Interpretation 101 ....................... Parables 065

Bumper stickers and Bible verses have something in common: To correctly understand them, you sometimes need to know the mind-set of the person who wrote them, the meaning of the words used, who they are written to, and whatever other background that will clarify their meaning.

For instance, there is the sticker that says something about the person “left with the most toys - wins” Left where? What toys? Wins what? Did a greedy child write this, or a materialistic-minded adult, or someone who was very disillusioned with life?

Bible interpretation is something like that too. One example is a verse in Proverbs that says, “Evil men do not understand justice, but they that seek the Lord understand all things.” If the last part of this verse was lifted off the page, burned in wood, and put on the wall for a plaque, I would be perplexed. I seek the Lord daily, yet there are some things about life that do not make sense.
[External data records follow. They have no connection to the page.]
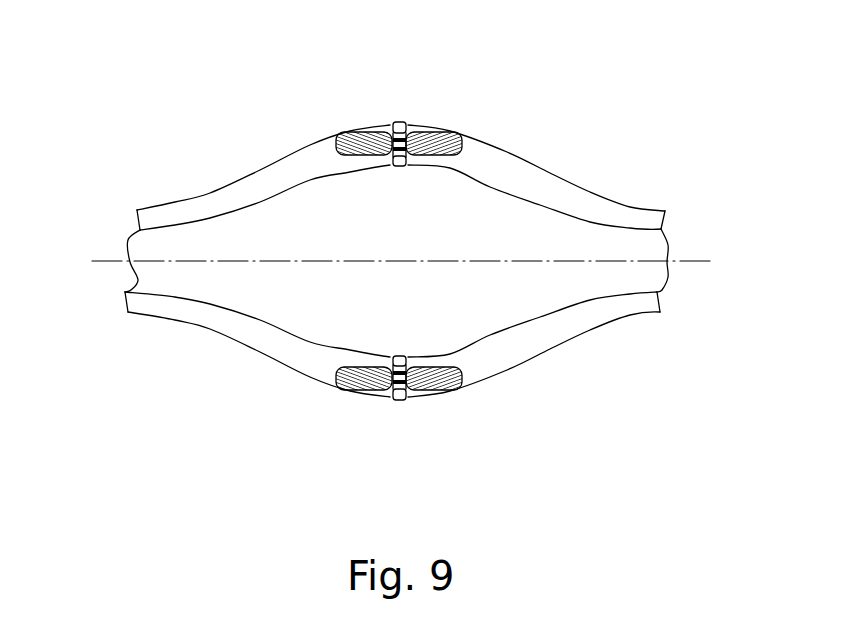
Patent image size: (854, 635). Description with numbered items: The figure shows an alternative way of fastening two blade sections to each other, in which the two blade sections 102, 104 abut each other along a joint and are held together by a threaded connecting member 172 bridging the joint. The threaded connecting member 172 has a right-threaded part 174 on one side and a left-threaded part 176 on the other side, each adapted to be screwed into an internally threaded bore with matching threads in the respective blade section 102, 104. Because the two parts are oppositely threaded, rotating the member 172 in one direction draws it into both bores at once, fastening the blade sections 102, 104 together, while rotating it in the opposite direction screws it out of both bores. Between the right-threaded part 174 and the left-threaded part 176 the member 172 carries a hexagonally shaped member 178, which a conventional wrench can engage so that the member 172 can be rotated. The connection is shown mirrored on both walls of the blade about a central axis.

The blade section 102 is at (288, 173).
The blade section 104 is at (540, 182).
The threaded connecting member 172 is at (398, 263).
The right-threaded part 174 is at (348, 132).
The left-threaded part 176 is at (443, 133).
The hexagonally shaped member 178 is at (398, 120).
Does that make the Bible wrong when it says that those who seek the Lord can understand all things?

Since God never makes mistakes, the answer must be in the interpretation. I need to know more; such as who did He inspire to write this, who was it written to, and why? What was the intent? What does the rest of the Bible say about this?
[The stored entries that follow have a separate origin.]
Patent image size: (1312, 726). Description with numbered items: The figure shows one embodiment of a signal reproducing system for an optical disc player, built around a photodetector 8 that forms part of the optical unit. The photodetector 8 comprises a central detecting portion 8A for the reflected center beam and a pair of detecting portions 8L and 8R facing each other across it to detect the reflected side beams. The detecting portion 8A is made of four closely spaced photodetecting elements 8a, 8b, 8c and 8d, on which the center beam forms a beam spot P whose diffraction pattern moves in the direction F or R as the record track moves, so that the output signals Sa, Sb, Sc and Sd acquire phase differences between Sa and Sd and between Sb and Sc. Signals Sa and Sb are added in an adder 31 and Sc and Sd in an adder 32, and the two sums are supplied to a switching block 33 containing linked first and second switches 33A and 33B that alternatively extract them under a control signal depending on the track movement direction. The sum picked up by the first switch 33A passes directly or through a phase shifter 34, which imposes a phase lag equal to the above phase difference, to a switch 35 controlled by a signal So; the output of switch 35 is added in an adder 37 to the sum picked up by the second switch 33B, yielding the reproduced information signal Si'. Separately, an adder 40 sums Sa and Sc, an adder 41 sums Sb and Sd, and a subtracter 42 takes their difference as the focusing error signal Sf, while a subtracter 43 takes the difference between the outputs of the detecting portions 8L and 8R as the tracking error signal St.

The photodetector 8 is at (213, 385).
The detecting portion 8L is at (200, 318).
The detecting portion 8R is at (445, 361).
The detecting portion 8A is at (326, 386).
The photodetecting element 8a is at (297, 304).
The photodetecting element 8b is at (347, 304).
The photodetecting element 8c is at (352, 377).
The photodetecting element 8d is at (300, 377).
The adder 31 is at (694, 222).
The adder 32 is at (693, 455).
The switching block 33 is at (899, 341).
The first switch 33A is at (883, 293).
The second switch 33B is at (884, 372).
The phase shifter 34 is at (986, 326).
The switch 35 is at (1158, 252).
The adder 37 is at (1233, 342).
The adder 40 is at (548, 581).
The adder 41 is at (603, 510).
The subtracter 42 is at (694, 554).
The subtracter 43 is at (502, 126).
First of all, Solomon, a king of Israel, wrote Proverbs 28:5, the above verse. Reading it in context shows that the scope of “understanding all” is perhaps narrowed by the first part of the verse. Since it says that the evil person does not understand justice, it seems more fitting with the rest of the Bible to assume that those who seek the Lord understand “all things about justice.” Nowhere does it say that we will know everything about everything, at least not in this life.

Further reading finds that Solomon was a young man when God appeared to him in a dream with, “Ask what I shall give you.” (I Kings 3) 
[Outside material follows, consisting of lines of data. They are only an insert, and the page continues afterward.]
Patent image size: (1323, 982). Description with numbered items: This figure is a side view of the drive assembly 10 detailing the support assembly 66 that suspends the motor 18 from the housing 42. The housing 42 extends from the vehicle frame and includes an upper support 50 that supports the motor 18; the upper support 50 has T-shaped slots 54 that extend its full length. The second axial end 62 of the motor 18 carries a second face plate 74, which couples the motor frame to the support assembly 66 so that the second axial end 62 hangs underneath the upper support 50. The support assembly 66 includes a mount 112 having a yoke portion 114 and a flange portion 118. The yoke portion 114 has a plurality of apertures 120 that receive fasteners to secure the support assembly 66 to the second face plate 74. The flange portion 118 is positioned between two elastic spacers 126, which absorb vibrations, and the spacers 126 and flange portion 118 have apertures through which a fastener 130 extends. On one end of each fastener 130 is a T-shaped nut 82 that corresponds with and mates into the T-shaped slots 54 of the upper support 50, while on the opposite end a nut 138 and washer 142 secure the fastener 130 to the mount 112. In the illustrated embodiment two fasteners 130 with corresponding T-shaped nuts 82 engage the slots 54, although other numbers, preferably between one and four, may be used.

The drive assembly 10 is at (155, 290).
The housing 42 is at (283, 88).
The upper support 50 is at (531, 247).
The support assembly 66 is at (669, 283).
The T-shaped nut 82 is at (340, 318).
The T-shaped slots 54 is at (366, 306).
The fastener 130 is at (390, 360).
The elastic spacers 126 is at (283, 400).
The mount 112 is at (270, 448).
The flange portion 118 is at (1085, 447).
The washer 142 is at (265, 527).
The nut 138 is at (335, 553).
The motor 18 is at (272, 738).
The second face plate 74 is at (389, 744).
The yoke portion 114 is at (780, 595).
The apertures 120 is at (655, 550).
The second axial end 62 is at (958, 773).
Solomon humbly admitted that he was but a child, and did not have a great deal of understanding, so he made this request, “Give thy servant an understanding heart to judge thy people, that I may discern between good and bad: for who is able to judge this thy so great a people?” He wanted to understand justice.

God promised in response, “Because you have asked this thing, and not asked long life for yourself, or riches, or the life of your enemies, but have asked for understanding to discern judgement (or justice); I have done according to your words:, I have given you a wise and understanding heart; so that there was none like you before you, neither shall any arise like you after you. And I have also given you which you did not ask, both riches and honor: so that there shall not be any among the kings like you all your life. And if you walk in my ways, to keep my statutes and commandments... then I will lengthen thy days.” 

Knowing the writer, his background, and God’s promise to him, helps to make sense of that verse he wrote. A person to whom God had granted such unique understanding of justice could write such a statement. Solomon knew what he was talking about.

Other portions of his writing add meaning, such as Proverbs 3:5,6 where he warns not to rely on our own reasoning but to trust the Lord with all our heart, and follow His ways. Solomon learned from experience that even God’s wisdom has no personal value if it is received but not obeyed. Hence evil people will not have a true understanding of justice because they are not obedient to it.

Bible study is not particularly easy. Because we do rely on our own understanding, we can sometimes get off target. Also, grabbing a verse here and there to put together a theology is spiritually dangerous.

Solomon sets a good example. A humble dependance upon the Lord, and a full acknowledgment of our needy condition are both important attitudes with which to approach the Word of God.